Çok kötü bir hata yaptım o gece..biliyorum. Pişmanlığı iliklerime kadar hissediyorum..ama ne yapayım? Şuan elimden bir şey gelmiyor ki..geçmişe gidemem. Gidip düzeltemem. Elimde sadece canım var.

Alsın.. ölümüm onun elinden olsun. Ama yeterki beni affetsin. Böyle ne kadar devam edebilirim bilmiyorum. O ölmemiş ama..ben her an ölebilirim..

Azerin yanından ayrıldığımdan beri kaç saat geçti bilmiyorum ama..beynim uyuşmaya başladı artık.

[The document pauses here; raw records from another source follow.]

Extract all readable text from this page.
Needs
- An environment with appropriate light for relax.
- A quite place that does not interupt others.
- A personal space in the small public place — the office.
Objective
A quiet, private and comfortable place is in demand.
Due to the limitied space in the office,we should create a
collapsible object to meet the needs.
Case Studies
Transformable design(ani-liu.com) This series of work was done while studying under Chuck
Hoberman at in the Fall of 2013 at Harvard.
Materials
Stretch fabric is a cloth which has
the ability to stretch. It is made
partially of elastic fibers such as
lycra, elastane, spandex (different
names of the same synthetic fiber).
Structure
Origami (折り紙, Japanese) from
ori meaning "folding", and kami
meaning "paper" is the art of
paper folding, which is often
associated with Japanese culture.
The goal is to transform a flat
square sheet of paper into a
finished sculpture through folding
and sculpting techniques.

Ayağa kalktım yavaşça. Arkamı dönünce arabamın arkasındaki arabayı gördüm. Korumalarım gelmiş. Eve gidin demiştim oysaki. Yanlarına ilerledim. Yiğit geldi yanıma. "Efendim eve gittik ama Salih bey kesin emir verdi." Başımı salladım sadece. Konuşsam da sesim çıkar mı emin değilim zaten. Arabayı kullanacak halim de kalmadı.

Arka kapıyı açtı. Binip arkama yaslandım. Yola çıkınca saate baktım. Sabaha karşı olmuş bile.

Evin bahçesinde durdu araba. İçeri girip mutfağa geçtim. İlaçlarımı içtim. Kendimi iyi hissetmiyorum. Yine bir sıkıntı var yüreğimde.

Odama çıktım. Ayağımdaki topukluları çıkarıp ceketimi de bir kenara attım. Yatağa uzandım yavaşça. Yan tarafıma daldı gözlerim.

Evlilik teklifi ettiği gece heyecanlıydık ikimizde. Odalarımıza geçmiştik ama beni uyku tutmamıştı bir türlü. Fadik teyze duymasın diye sessizce odamdan çıkıp Azerin odasına gitmiştim. O da benden farksız değilmiş zaten.

Yanında uyumuştum. Sabaha kadar onun kokusuyla..bedeniyle uyumuştum. Hayatımdaki en güzel uykumdu sanırım.

Tebessüm ettim. Ama yavaşça soldu yüzümde. Şimdi..büyük bir boşluk var yanımda. Azerin bedeni yok..her zaman olduğu gibi..yine yanlızım.

Öperek uyandıracaktım onu her sabah..öyle söz vermiştim. Daha doğrusu Azer zorla söz almıştı. Olmadı ama..yine sadece hayalimizde kaldı güzel şeyler. Biz yine en kötülerine kaldık.